1. Simple Vector sum

determine if any of the lines are equal or parallel

L1: (x-8)/4 = (y+5)/-2 = (z+9)/3

L2: (x+7)/2 = (y-4)/1 = (z+6)/5

L3: (x+4)/-8 = (y-1)/4 = (z+18)/-16

L4: (x-2)/-2 = (y+3)/1 = (z-4)/1.5

im not sure whether the sum is wrong... Because answer says L1 n L3 are equal. But?? how to prove it

2. You are using the word "sum" in a very strange way!

If you are given two lines as
$\frac{x- a}{A}= \frac{y- b}{B}= \frac{z- c}{C}$
and
$\frac{x- u}{U}= \frac{y- v}{V}= \frac{z- w}{W}$
then the vector <A, B, C> points in the direction of the first line and the vector <U, V, W> points in the direction of the second line. They are "parallel" if and only if <A, B, C> is a multiple of <U, V, W> and they are not the same line.

To compare L1 with L2, 4= 2(2) but -2 is not 2(1) so they are not parallel nor can they be the same line.

To compare L1 with L3, -8= 4(-2) and 4= 2(-2) but -16 is not 3(-2) so they are not parallel nor can they be the same line.
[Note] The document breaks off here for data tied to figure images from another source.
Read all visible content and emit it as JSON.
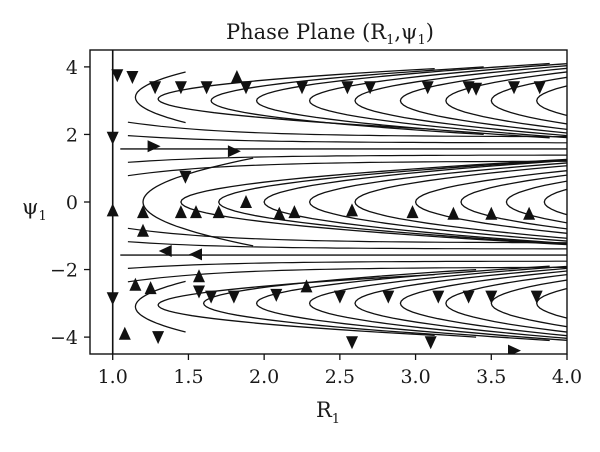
{
  "chart_data": {
    "type": "streamplot",
    "title_parts": [
      "Phase Plane (R",
      "1",
      ",ψ",
      "1",
      ")"
    ],
    "xlabel_parts": [
      "R",
      "1"
    ],
    "ylabel_parts": [
      "ψ",
      "1"
    ],
    "xlim": [
      0.85,
      4.0
    ],
    "ylim": [
      -4.5,
      4.5
    ],
    "xticks": [
      1.0,
      1.5,
      2.0,
      2.5,
      3.0,
      3.5,
      4.0
    ],
    "xtick_labels": [
      "1.0",
      "1.5",
      "2.0",
      "2.5",
      "3.0",
      "3.5",
      "4.0"
    ],
    "yticks": [
      4,
      2,
      0,
      -2,
      -4
    ],
    "ytick_labels": [
      "4",
      "2",
      "0",
      "−2",
      "−4"
    ],
    "grid": false,
    "line_color": "#111111",
    "separatrices_psi": [
      1.5708,
      -1.5708
    ],
    "vertical_line_r": 1.0,
    "streamlines": [
      {
        "shape": "parabola",
        "vertex": [
          1.15,
          3.1
        ],
        "kr": 0.0,
        "b": 0.95,
        "spread": 0.75,
        "dir": "down"
      },
      {
        "shape": "parabola",
        "vertex": [
          1.3,
          3.05
        ],
        "kr": 1.2,
        "b": 1.1,
        "spread": 0.9,
        "dir": "down"
      },
      {
        "shape": "parabola",
        "vertex": [
          1.65,
          3.0
        ],
        "kr": 1.0,
        "b": 1.2,
        "spread": 1.0,
        "dir": "down"
      },
      {
        "shape": "parabola",
        "vertex": [
          1.95,
          3.0
        ],
        "kr": 0.9,
        "b": 1.25,
        "spread": 1.1,
        "dir": "down"
      },
      {
        "shape": "parabola",
        "vertex": [
          2.3,
          3.0
        ],
        "kr": 0.8,
        "b": 1.3,
        "spread": 1.2,
        "dir": "down"
      },
      {
        "shape": "parabola",
        "vertex": [
          2.6,
          3.0
        ],
        "kr": 0.75,
        "b": 1.35,
        "spread": 1.25,
        "dir": "down"
      },
      {
        "shape": "parabola",
        "vertex": [
          2.9,
          3.0
        ],
        "kr": 0.7,
        "b": 1.4,
        "spread": 1.3,
        "dir": "down"
      },
      {
        "shape": "parabola",
        "vertex": [
          3.2,
          3.0
        ],
        "kr": 0.65,
        "b": 1.45,
        "spread": 1.35,
        "dir": "down"
      },
      {
        "shape": "parabola",
        "vertex": [
          3.5,
          3.0
        ],
        "kr": 0.6,
        "b": 1.45,
        "spread": 1.4,
        "dir": "down"
      },
      {
        "shape": "parabola",
        "vertex": [
          3.8,
          3.0
        ],
        "kr": 0.6,
        "b": 1.45,
        "spread": 1.4,
        "dir": "down"
      },
      {
        "shape": "parabola",
        "vertex": [
          1.2,
          0.0
        ],
        "kr": 0.0,
        "b": 1.3,
        "spread": 1.3,
        "dir": "up"
      },
      {
        "shape": "parabola",
        "vertex": [
          1.45,
          0.0
        ],
        "kr": 1.0,
        "b": 1.35,
        "spread": 1.3,
        "dir": "up"
      },
      {
        "shape": "parabola",
        "vertex": [
          1.7,
          0.0
        ],
        "kr": 0.95,
        "b": 1.4,
        "spread": 1.35,
        "dir": "up"
      },
      {
        "shape": "parabola",
        "vertex": [
          2.0,
          0.0
        ],
        "kr": 0.85,
        "b": 1.45,
        "spread": 1.4,
        "dir": "up"
      },
      {
        "shape": "parabola",
        "vertex": [
          2.3,
          0.0
        ],
        "kr": 0.8,
        "b": 1.45,
        "spread": 1.4,
        "dir": "up"
      },
      {
        "shape": "parabola",
        "vertex": [
          2.6,
          0.0
        ],
        "kr": 0.75,
        "b": 1.45,
        "spread": 1.4,
        "dir": "up"
      },
      {
        "shape": "parabola",
        "vertex": [
          3.0,
          0.0
        ],
        "kr": 0.7,
        "b": 1.45,
        "spread": 1.4,
        "dir": "up"
      },
      {
        "shape": "parabola",
        "vertex": [
          3.3,
          0.0
        ],
        "kr": 0.65,
        "b": 1.45,
        "spread": 1.4,
        "dir": "up"
      },
      {
        "shape": "parabola",
        "vertex": [
          3.6,
          0.0
        ],
        "kr": 0.6,
        "b": 1.45,
        "spread": 1.4,
        "dir": "up"
      },
      {
        "shape": "parabola",
        "vertex": [
          3.85,
          0.0
        ],
        "kr": 0.6,
        "b": 1.45,
        "spread": 1.4,
        "dir": "up"
      },
      {
        "shape": "parabola",
        "vertex": [
          1.15,
          -3.1
        ],
        "kr": 0.0,
        "b": 0.95,
        "spread": 0.75,
        "dir": "down"
      },
      {
        "shape": "parabola",
        "vertex": [
          1.3,
          -3.05
        ],
        "kr": 1.2,
        "b": 1.1,
        "spread": 0.9,
        "dir": "down"
      },
      {
        "shape": "parabola",
        "vertex": [
          1.6,
          -3.0
        ],
        "kr": 1.0,
        "b": 1.2,
        "spread": 1.0,
        "dir": "down"
      },
      {
        "shape": "parabola",
        "vertex": [
          1.95,
          -3.0
        ],
        "kr": 0.9,
        "b": 1.25,
        "spread": 1.1,
        "dir": "down"
      },
      {
        "shape": "parabola",
        "vertex": [
          2.3,
          -3.0
        ],
        "kr": 0.8,
        "b": 1.3,
        "spread": 1.2,
        "dir": "down"
      },
      {
        "shape": "parabola",
        "vertex": [
          2.6,
          -3.0
        ],
        "kr": 0.75,
        "b": 1.35,
        "spread": 1.25,
        "dir": "down"
      },
      {
        "shape": "parabola",
        "vertex": [
          2.9,
          -3.0
        ],
        "kr": 0.7,
        "b": 1.4,
        "spread": 1.3,
        "dir": "down"
      },
      {
        "shape": "parabola",
        "vertex": [
          3.2,
          -3.0
        ],
        "kr": 0.65,
        "b": 1.45,
        "spread": 1.35,
        "dir": "down"
      },
      {
        "shape": "parabola",
        "vertex": [
          3.5,
          -3.0
        ],
        "kr": 0.6,
        "b": 1.45,
        "spread": 1.4,
        "dir": "down"
      },
      {
        "shape": "parabola",
        "vertex": [
          3.8,
          -3.0
        ],
        "kr": 0.6,
        "b": 1.45,
        "spread": 1.4,
        "dir": "down"
      }
    ],
    "arrows": [
      {
        "r": 1.03,
        "psi": 3.75,
        "dir": "down"
      },
      {
        "r": 1.13,
        "psi": 3.7,
        "dir": "down"
      },
      {
        "r": 1.28,
        "psi": 3.4,
        "dir": "down"
      },
      {
        "r": 1.45,
        "psi": 3.4,
        "dir": "down"
      },
      {
        "r": 1.62,
        "psi": 3.4,
        "dir": "down"
      },
      {
        "r": 1.82,
        "psi": 3.7,
        "dir": "up"
      },
      {
        "r": 1.88,
        "psi": 3.4,
        "dir": "down"
      },
      {
        "r": 2.25,
        "psi": 3.4,
        "dir": "down"
      },
      {
        "r": 2.55,
        "psi": 3.4,
        "dir": "down"
      },
      {
        "r": 2.7,
        "psi": 3.4,
        "dir": "down"
      },
      {
        "r": 3.08,
        "psi": 3.4,
        "dir": "down"
      },
      {
        "r": 3.35,
        "psi": 3.4,
        "dir": "down"
      },
      {
        "r": 3.4,
        "psi": 3.35,
        "dir": "down"
      },
      {
        "r": 3.65,
        "psi": 3.4,
        "dir": "down"
      },
      {
        "r": 3.82,
        "psi": 3.4,
        "dir": "down"
      },
      {
        "r": 1.0,
        "psi": 1.9,
        "dir": "down"
      },
      {
        "r": 1.27,
        "psi": 1.65,
        "dir": "right"
      },
      {
        "r": 1.8,
        "psi": 1.5,
        "dir": "right"
      },
      {
        "r": 1.48,
        "psi": 0.75,
        "dir": "down"
      },
      {
        "r": 1.0,
        "psi": -0.25,
        "dir": "up"
      },
      {
        "r": 1.2,
        "psi": -0.3,
        "dir": "up"
      },
      {
        "r": 1.45,
        "psi": -0.3,
        "dir": "up"
      },
      {
        "r": 1.55,
        "psi": -0.3,
        "dir": "up"
      },
      {
        "r": 1.7,
        "psi": -0.3,
        "dir": "up"
      },
      {
        "r": 1.88,
        "psi": 0.0,
        "dir": "up"
      },
      {
        "r": 2.1,
        "psi": -0.35,
        "dir": "up"
      },
      {
        "r": 2.2,
        "psi": -0.3,
        "dir": "up"
      },
      {
        "r": 2.58,
        "psi": -0.25,
        "dir": "up"
      },
      {
        "r": 2.98,
        "psi": -0.3,
        "dir": "up"
      },
      {
        "r": 3.25,
        "psi": -0.35,
        "dir": "up"
      },
      {
        "r": 3.5,
        "psi": -0.35,
        "dir": "up"
      },
      {
        "r": 3.75,
        "psi": -0.35,
        "dir": "up"
      },
      {
        "r": 1.2,
        "psi": -0.85,
        "dir": "up"
      },
      {
        "r": 1.35,
        "psi": -1.45,
        "dir": "left"
      },
      {
        "r": 1.55,
        "psi": -1.55,
        "dir": "left"
      },
      {
        "r": 1.0,
        "psi": -2.85,
        "dir": "down"
      },
      {
        "r": 1.15,
        "psi": -2.45,
        "dir": "up"
      },
      {
        "r": 1.25,
        "psi": -2.55,
        "dir": "up"
      },
      {
        "r": 1.57,
        "psi": -2.2,
        "dir": "up"
      },
      {
        "r": 1.57,
        "psi": -2.65,
        "dir": "down"
      },
      {
        "r": 1.65,
        "psi": -2.8,
        "dir": "down"
      },
      {
        "r": 1.8,
        "psi": -2.8,
        "dir": "down"
      },
      {
        "r": 2.08,
        "psi": -2.75,
        "dir": "down"
      },
      {
        "r": 2.28,
        "psi": -2.5,
        "dir": "up"
      },
      {
        "r": 2.5,
        "psi": -2.8,
        "dir": "down"
      },
      {
        "r": 2.82,
        "psi": -2.8,
        "dir": "down"
      },
      {
        "r": 3.15,
        "psi": -2.8,
        "dir": "down"
      },
      {
        "r": 3.35,
        "psi": -2.8,
        "dir": "down"
      },
      {
        "r": 3.5,
        "psi": -2.8,
        "dir": "down"
      },
      {
        "r": 3.8,
        "psi": -2.8,
        "dir": "down"
      },
      {
        "r": 1.08,
        "psi": -3.9,
        "dir": "up"
      },
      {
        "r": 1.3,
        "psi": -4.0,
        "dir": "down"
      },
      {
        "r": 2.58,
        "psi": -4.15,
        "dir": "down"
      },
      {
        "r": 3.1,
        "psi": -4.15,
        "dir": "down"
      },
      {
        "r": 3.65,
        "psi": -4.4,
        "dir": "right"
      }
    ]
  }
}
If that "3" were an "8" so that L1 was given by
$\frac{x- 8}{4}= \frac{y+ 4}{-2}= \frac{z+ 9}{8}$
then it and L3,
$\frac{x+4}{-8}= \frac{y-1}{4}= \frac{z+18}{-16}$
would have parallel vectors.

However, (8, -4, -9) is a point on the first line and putting x= 8, y= -4, z= 9 in the equation of the second,
$\fac{8+ 4}{-8}= -\frac{12}{8}= -\frac{3}{2}$
$\farc{-4-1}{4}= -\frac{5}{4}\ne -\frac{3}{2}$
so these lines would be parallel but NOT equal.